From the Other Side: A Country in Arms

Last month a handful of senators defeated a proposal to regulate the sale and possession of firearms in the U.S. The defeat was aimed at President Barack Obama and Vice President Joe Biden, who led an arduous campaign to get Congress to pass this law. Nonetheless, 90 percent of U.S. citizens are concerned about the indiscriminate sale of weapons and as a result supported this proposal.

The concern with firearms is not based only on the murder of 26 people — 20 of them children — in a small town in Connecticut last December, nor on the killing of 12 people in a Colorado movie theater last year, nor the slaughter of 33 people at Virginia Tech University three years ago. Instead, according to information from the Bureau of Alcohol, Tobacco, Firearms and Explosives, it has to do with there being 129,000 sites licensed to sell firearms, with no major restrictions to acquire them in the U.S. The number is staggering when one considers that there are only 36,000 grocery stores or 14,000 McDonald’s fast food restaurants. The major difference here is that firearms are not perishable and cannot be consumed.

There is no exact data on the number of guns in the U.S., but it is estimated that there are approximately 300 million. According to the ATF, in 2011, 5.5 million weapons were produced; of that number, 95 percent were used in domestic consumption, while 3 million were imported in the same period. The FBI reports that these weapons have been responsible for 48,000 murders between 2006 and 2010. The only possible explanation as to why lawmakers rejected a law that would lead to a decrease in these crimes has to do with the millions of people these weapons manufacturers employ, which undoubtedly influences the vote of some congressmen. For example, the National Rifle Association is a very influential organization.

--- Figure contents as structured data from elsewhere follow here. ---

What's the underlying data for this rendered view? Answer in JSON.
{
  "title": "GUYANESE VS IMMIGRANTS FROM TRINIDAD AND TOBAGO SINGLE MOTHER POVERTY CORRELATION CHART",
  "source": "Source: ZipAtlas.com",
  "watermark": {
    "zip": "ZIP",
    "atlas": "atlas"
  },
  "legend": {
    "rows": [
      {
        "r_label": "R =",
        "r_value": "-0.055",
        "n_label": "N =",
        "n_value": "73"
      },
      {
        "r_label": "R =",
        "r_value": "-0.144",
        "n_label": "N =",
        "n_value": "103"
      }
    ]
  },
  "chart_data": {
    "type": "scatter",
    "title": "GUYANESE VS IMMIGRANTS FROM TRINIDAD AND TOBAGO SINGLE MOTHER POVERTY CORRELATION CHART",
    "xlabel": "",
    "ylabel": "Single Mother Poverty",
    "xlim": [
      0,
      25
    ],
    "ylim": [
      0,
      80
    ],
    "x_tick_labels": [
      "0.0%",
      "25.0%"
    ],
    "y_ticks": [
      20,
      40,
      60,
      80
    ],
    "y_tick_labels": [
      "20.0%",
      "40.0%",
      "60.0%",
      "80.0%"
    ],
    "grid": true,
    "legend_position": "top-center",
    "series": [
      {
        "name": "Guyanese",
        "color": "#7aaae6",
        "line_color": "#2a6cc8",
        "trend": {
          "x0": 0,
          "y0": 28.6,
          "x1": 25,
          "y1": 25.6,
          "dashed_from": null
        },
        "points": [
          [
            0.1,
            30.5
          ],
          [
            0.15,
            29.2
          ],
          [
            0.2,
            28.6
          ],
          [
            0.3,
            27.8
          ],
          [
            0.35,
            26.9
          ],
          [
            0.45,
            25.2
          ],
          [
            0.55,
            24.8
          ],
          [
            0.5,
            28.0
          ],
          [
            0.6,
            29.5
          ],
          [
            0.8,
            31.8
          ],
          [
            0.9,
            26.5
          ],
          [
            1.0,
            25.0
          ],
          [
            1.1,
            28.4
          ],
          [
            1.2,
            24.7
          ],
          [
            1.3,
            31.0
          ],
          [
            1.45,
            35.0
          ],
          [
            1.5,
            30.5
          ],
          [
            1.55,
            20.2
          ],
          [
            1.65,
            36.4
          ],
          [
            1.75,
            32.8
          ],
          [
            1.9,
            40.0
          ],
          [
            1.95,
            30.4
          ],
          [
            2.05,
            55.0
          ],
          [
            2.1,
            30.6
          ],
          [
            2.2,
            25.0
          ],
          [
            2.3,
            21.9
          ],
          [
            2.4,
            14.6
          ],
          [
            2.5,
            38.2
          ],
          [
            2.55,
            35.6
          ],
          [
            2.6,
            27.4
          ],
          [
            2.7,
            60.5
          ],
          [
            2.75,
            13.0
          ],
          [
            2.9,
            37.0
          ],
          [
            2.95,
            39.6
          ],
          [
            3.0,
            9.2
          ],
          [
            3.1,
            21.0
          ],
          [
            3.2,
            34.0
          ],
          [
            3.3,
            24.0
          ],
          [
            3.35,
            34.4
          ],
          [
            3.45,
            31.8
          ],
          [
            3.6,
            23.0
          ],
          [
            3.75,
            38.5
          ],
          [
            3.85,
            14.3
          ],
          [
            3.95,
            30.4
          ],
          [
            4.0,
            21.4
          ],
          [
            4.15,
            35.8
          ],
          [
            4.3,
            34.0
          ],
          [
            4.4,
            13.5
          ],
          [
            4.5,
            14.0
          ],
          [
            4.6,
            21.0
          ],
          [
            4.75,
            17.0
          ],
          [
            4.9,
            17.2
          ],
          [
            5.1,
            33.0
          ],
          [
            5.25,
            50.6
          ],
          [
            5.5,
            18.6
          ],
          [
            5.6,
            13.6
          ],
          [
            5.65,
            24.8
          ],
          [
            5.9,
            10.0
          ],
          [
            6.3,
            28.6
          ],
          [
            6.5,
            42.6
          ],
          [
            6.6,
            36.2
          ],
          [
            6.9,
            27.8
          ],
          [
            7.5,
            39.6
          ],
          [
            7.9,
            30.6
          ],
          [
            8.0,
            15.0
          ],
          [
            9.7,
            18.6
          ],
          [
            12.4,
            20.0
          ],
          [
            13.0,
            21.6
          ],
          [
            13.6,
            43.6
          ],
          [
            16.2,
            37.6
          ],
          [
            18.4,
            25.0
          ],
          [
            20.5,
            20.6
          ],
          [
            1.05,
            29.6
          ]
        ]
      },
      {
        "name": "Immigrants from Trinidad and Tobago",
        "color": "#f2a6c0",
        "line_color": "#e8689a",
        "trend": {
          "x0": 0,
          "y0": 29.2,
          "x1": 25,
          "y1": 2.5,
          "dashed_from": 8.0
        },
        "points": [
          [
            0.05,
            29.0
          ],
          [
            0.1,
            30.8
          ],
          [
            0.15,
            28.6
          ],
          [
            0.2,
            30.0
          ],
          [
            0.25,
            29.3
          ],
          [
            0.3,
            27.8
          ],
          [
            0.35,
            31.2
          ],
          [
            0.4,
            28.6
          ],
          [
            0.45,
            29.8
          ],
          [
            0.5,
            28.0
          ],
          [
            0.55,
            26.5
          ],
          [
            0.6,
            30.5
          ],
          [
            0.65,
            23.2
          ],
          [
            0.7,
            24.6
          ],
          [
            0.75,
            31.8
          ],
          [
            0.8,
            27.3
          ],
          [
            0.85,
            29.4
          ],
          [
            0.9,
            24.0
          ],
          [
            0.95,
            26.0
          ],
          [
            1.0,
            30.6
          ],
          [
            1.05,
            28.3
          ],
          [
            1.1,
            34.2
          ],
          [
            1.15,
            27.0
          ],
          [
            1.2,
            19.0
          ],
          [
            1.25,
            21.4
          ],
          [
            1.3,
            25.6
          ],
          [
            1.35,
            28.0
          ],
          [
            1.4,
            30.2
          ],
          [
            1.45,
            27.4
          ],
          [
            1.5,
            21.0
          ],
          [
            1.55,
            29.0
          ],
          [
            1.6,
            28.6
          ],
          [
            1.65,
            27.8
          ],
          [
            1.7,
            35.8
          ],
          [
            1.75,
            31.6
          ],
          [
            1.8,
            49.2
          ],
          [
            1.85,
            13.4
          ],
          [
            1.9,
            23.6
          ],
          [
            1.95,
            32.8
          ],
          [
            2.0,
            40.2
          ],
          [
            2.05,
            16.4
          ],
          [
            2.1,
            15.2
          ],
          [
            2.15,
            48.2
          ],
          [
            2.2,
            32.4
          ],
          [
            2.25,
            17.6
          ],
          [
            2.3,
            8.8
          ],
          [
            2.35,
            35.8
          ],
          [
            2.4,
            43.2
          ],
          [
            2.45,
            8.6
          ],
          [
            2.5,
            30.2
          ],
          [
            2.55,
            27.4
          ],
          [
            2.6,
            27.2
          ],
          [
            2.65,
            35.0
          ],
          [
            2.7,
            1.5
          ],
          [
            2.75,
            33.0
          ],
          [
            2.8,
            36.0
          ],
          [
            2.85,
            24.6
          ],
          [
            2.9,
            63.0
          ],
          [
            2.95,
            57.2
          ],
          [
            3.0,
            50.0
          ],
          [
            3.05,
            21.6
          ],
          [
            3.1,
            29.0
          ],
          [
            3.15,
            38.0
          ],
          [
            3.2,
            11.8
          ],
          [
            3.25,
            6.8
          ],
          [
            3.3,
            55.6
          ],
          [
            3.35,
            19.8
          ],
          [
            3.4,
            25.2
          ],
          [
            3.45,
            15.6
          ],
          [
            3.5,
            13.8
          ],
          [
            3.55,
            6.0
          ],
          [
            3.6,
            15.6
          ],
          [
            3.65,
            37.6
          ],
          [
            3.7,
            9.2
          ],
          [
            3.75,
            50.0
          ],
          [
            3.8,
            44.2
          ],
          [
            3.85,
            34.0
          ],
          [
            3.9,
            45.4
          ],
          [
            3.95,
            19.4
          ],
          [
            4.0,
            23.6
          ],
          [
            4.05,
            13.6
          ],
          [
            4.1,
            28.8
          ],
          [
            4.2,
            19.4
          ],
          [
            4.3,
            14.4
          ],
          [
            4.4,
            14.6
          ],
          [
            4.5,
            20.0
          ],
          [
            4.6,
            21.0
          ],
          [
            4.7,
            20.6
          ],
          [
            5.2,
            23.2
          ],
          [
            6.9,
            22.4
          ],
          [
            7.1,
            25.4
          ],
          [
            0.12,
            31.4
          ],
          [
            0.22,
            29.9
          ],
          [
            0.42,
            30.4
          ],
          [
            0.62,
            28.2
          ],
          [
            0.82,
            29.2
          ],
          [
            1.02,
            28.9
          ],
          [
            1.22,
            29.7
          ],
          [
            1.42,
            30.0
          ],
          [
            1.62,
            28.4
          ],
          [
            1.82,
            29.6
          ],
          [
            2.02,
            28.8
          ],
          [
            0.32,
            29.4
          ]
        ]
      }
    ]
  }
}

Therefore, it was absurd that the few lawmakers from states that represent less than 20 percent of the total U.S. population voted against gun control legislation, which affects the other 80 percent of the U.S. population. The fact remains that there is an increasingly dysfunctional democracy which cannot meet the needs of its citizens. Society must wait for another massacre and then somehow the handful of senators who struck down the gun control legislation may feel jointly responsible.

With all of this occurring, how then can the U.S. government stop the flow of arms to countries like Mexico?